Само собой подразумевалось, что в альбом о Павлике напишу я. Но не туда меня повело. Зачем надо было укорять друзей, что они не сумели оценить Павлика по достоинству? И совсем уже глупо обвинять Валю З., нашу соученицу, единственную девушку, которую любил Павлик, что она не ответила ему взаимностью. Ведь он не приказывал мне:
Вот и она смотрит на меня со страниц альбома: в строгом английском костюме, преподавательница английского языка сперва в школе, потом в институте, жена кандидата технических наук, мать сына-инженера. Она мало изменилась, только как будто развеялась, отлетела прочь легкая дымка, что заволакивала ее лицо с далекими серо-зелеными глазами и непонятно кому обращенной полуулыбкой крепких темных губ. Теперь в этом лице все ясно, четко и понятно. Ее муж и сын работают в НИИгидромаше. Я прочел об этом и окончательно успокоился. Близ НИИгидромаша смолкают страсти…

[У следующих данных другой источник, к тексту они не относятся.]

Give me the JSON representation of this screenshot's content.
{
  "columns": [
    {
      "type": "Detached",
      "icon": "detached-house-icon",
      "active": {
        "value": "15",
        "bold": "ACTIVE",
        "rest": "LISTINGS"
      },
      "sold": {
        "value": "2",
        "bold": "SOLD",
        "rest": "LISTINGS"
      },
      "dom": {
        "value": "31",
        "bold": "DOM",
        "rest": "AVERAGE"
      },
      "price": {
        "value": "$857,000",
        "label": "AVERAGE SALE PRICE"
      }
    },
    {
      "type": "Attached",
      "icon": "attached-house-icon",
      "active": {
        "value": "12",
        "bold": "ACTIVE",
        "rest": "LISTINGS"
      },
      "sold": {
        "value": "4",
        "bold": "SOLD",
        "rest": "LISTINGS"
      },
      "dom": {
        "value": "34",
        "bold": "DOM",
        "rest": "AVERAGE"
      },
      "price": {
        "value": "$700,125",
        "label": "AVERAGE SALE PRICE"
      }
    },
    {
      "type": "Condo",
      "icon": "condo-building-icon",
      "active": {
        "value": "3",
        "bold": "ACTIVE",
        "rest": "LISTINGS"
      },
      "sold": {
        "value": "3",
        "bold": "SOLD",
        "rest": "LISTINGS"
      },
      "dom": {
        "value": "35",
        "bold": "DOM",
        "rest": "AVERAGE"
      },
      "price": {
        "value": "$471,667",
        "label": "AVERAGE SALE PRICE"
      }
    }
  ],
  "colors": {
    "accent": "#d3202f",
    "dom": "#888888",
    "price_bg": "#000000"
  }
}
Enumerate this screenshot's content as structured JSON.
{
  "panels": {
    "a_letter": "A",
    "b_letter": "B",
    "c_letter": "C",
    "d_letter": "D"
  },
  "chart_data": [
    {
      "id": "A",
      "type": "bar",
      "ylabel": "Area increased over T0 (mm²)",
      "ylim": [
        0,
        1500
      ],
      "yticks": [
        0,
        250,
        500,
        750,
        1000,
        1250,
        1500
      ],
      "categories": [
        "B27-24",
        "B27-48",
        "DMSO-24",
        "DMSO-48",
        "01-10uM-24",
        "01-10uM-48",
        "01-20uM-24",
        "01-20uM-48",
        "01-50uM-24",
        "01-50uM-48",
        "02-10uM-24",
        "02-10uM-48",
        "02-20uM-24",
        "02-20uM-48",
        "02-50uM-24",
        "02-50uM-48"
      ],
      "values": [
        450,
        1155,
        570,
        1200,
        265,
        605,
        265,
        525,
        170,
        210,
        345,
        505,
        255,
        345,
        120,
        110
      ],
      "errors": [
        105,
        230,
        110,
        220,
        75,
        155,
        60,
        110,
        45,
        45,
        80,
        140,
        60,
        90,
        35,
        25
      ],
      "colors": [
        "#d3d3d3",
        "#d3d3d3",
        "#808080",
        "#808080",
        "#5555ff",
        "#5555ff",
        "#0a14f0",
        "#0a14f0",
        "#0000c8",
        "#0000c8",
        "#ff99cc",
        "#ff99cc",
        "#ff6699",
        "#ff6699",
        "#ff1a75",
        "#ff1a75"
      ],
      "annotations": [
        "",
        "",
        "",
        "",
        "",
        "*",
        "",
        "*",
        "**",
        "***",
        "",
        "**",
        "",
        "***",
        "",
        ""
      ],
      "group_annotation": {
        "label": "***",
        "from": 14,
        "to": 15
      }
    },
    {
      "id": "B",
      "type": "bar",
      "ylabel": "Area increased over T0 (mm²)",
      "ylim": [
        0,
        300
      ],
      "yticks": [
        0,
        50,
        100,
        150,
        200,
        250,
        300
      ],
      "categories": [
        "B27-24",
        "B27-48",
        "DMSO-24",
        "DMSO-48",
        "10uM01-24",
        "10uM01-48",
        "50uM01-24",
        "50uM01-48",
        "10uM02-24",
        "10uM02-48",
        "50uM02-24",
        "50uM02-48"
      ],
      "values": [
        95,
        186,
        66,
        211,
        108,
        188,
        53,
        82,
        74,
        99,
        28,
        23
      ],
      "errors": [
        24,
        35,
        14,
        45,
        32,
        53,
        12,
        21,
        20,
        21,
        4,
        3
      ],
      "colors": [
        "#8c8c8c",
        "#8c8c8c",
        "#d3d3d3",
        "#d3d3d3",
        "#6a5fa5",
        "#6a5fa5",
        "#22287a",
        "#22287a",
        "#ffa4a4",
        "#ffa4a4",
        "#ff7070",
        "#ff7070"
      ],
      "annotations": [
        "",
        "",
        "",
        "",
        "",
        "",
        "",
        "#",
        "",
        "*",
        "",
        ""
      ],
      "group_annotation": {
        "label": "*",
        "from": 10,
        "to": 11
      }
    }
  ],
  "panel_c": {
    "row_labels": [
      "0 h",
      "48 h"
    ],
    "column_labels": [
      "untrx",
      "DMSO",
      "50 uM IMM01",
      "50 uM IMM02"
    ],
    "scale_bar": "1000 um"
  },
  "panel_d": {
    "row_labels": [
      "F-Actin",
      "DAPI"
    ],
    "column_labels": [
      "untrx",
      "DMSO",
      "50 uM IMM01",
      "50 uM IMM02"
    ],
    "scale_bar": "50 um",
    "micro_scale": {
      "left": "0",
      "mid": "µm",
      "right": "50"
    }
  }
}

…Но что это было?.. Прошло пять лет, и я уже не берусь судить: явь ли это, или сон, или греза наяву, или слишком сильная работа воображения, материализовавшая видение, или принуждение памяти к самообману?.. Но это все оговорки здравомыслия — собственного — в угоду здравомыслию других. Про себя же я знаю, что это было, было и подготовлялось долго, в той странной, иронической манере, какую почему-то избирает потустороннее, обнаруживая себя смертным людям. Не к лицу тайным силам несерьезное обличье, и первым на это обратил внимание Лесков в своем загадочном рассказе «Белый орёл».
А все началось с мух. Изумрудных, блестящих, металлических, тучей накинувшихся на меня в глубине леса. Они облепили мое лицо, путались в волосах, бились с размаху в глаза, мгновенно и больно жалили. Комару, чтобы укусить, надо пристроиться, выпустить жало, проткнуть кожу, а эти изумрудные разбойницы шли в атаку шильцем вперед и наносили укус с лету. Вначале мне было смешно, потом досадно, а потом страшно. Я бросился наутек, они преследовали меня до высоковольтной линии, там зависли на краю леса зеленым роем, взныли не мушиным, а дикого пчелиного роя гудом и сгинули.
Я уже писал об этом, да, кажется, не однажды, настолько потрясла меня мушиная агрессия. Четверть века хожу я в наш лес, и никогда со мной подобного не случалось. И мух таких, изумрудно-металлических и остервенелых, я сроду не видел.
Другой раз в сумерках я наступил на дикую свинью. Звучит смешно, но, когда земля вдруг стронулась, вздыбилась под ступней и разразилась бешеным визгом, мне было вовсе не до смеха. Я отскочил, споткнулся, упал, увидел промельк темного тела и только тогда сообразил, что со мной произошло. Я вспомнил рассказы о кабанах, приходивших ночью в наш поселок, — они перерывали огороды, вытаптывали клумбы, валили ограды — и, не желая искушать судьбу, повернул назад. Потом, успокоившись, я понял, что спугнул не взрослую свинью, а подсвинка-годовика и что произошло это вблизи того самого места, где на меня напали мухи. И что туда, стало быть, путь заказан, а это по законам сказки означает: должен идти.
И я ходил все лето и никогда не знал там удачи. То одно, то другое. Раз забрел в дремучие заросли крапивы выше меня ростом. Шел по едва приметной тропинке, может, она и не человечьими ногами натоптана, а звериными, у нас тогда в лесу много зверей было — лоси, кабаны, лисы, куницы, ласки, не говоря уже о всякой мелочи, кротах, ежах, мышах, а может, то был весенний сток талой воды, желобок-западинка, и забрел в густой малинник, как всегда перемешанный с крапивой. Не верилось, что у дикой малины могут быть такие крупные и сладкие ягоды! Я прорубался к пунцовой благодати напролом сквозь крапивный лес, размахивая палкой, как мачете, пренебрегая жгучими охлестами, и в конце концов оказался в непролазной колючей чаще, и, если б не вкус малины во рту, можно было бы подумать, что малинник мне просто пригрезился. Когда я наконец выбрался из стрекочущих джунглей, то был весь как сплошной волдырь.